- Founded: 1958
- Dissolved: 1969
- Headquarters: Madrid
- Ideology: Democratic socialism Antifascism New Left Antiimperialism Self-management socialism
- Political position: Left-wing
- National affiliation: Linked to the Workers' Front of Catalonia and to Euskadiko Sozialisten Batasuna.

= Popular Liberation Front (Spain) =

1958–1969 political party in Spain

The Popular Liberation Front (Frente de Liberación Popular, abbreviated FLP or FELIPE) was a clandestine anti-Francoist opposition group in Spain 1958-1969. FLP was founded by Julio Cerón. Amongst the personalities that joined FLP were José Luis Leal, Pasqual Maragall, José Pedro Pérez Llorca and Miguel Roca. FLP emerged as a response to the difficulties of the traditional left to establish a foothold inside Spain. FLP was inspired by the development of left socialist parties like PSU in France and PSIUP in Italy, and was influenced by New Left and Third Worldist movements. The Catalan referent of FLP was the Workers Front of Catalonia and its Basque referent was Euskadiko Sozialisten Batasuna.

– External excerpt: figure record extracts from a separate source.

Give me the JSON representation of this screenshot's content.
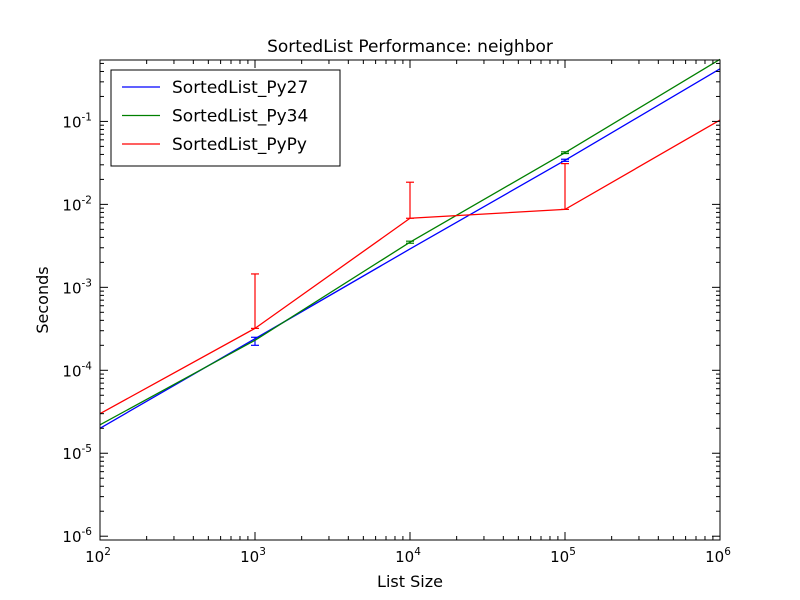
{
  "chart_data": {
    "type": "line",
    "title": "SortedList Performance: neighbor",
    "xlabel": "List Size",
    "ylabel": "Seconds",
    "xscale": "log",
    "yscale": "log",
    "xlim": [
      100,
      1000000
    ],
    "ylim": [
      9e-07,
      0.55
    ],
    "grid": false,
    "legend_position": "upper-left",
    "x_ticks": [
      {
        "value": 100,
        "base": "10",
        "exp": "2"
      },
      {
        "value": 1000,
        "base": "10",
        "exp": "3"
      },
      {
        "value": 10000,
        "base": "10",
        "exp": "4"
      },
      {
        "value": 100000,
        "base": "10",
        "exp": "5"
      },
      {
        "value": 1000000,
        "base": "10",
        "exp": "6"
      }
    ],
    "y_ticks": [
      {
        "value": 1e-06,
        "base": "10",
        "exp": "-6"
      },
      {
        "value": 1e-05,
        "base": "10",
        "exp": "-5"
      },
      {
        "value": 0.0001,
        "base": "10",
        "exp": "-4"
      },
      {
        "value": 0.001,
        "base": "10",
        "exp": "-3"
      },
      {
        "value": 0.01,
        "base": "10",
        "exp": "-2"
      },
      {
        "value": 0.1,
        "base": "10",
        "exp": "-1"
      }
    ],
    "x": [
      100,
      1000,
      10000,
      100000,
      1000000
    ],
    "series": [
      {
        "name": "SortedList_Py27",
        "color": "#0000ff",
        "values": [
          2e-05,
          0.00024,
          0.0029,
          0.034,
          0.43
        ],
        "err_low": [
          2e-05,
          0.0002,
          0.0029,
          0.033,
          0.43
        ],
        "err_high": [
          2e-05,
          0.00025,
          0.0029,
          0.035,
          0.43
        ]
      },
      {
        "name": "SortedList_Py34",
        "color": "#008000",
        "values": [
          2.2e-05,
          0.00023,
          0.0035,
          0.042,
          0.56
        ],
        "err_low": [
          2.2e-05,
          0.00023,
          0.0034,
          0.041,
          0.56
        ],
        "err_high": [
          2.2e-05,
          0.00023,
          0.0036,
          0.043,
          0.56
        ]
      },
      {
        "name": "SortedList_PyPy",
        "color": "#ff0000",
        "values": [
          3e-05,
          0.00032,
          0.0068,
          0.0087,
          0.104
        ],
        "err_low": [
          3e-05,
          0.00032,
          0.0068,
          0.0087,
          0.104
        ],
        "err_high": [
          3e-05,
          0.00145,
          0.0185,
          0.031,
          0.104
        ]
      }
    ]
  }
}
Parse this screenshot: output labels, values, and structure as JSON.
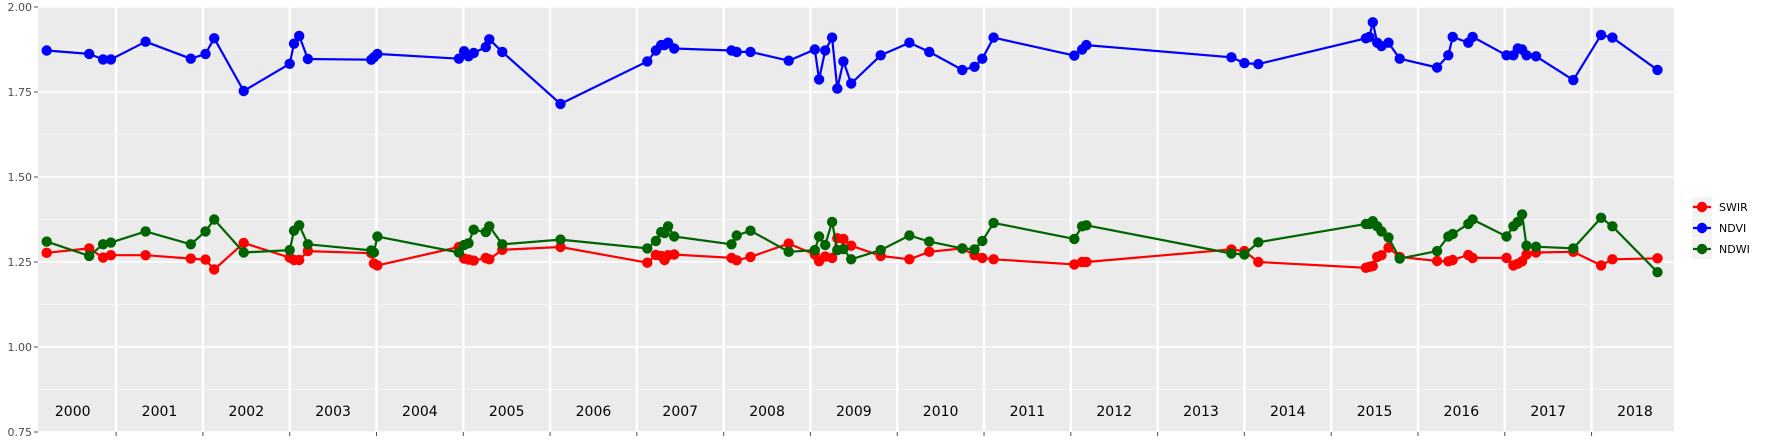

In 1962 there was a crackdown against FLP, and around a hundred FLP militants were detained by police.

In 1969 a student and member of the FLP, Enrique Ruano, was killed by the political police while he was arrested, causing a wave of demonstrations and strikes in the universities of Spain. Due to the protests the Regime declared the State of exception on the 24 of January 1969.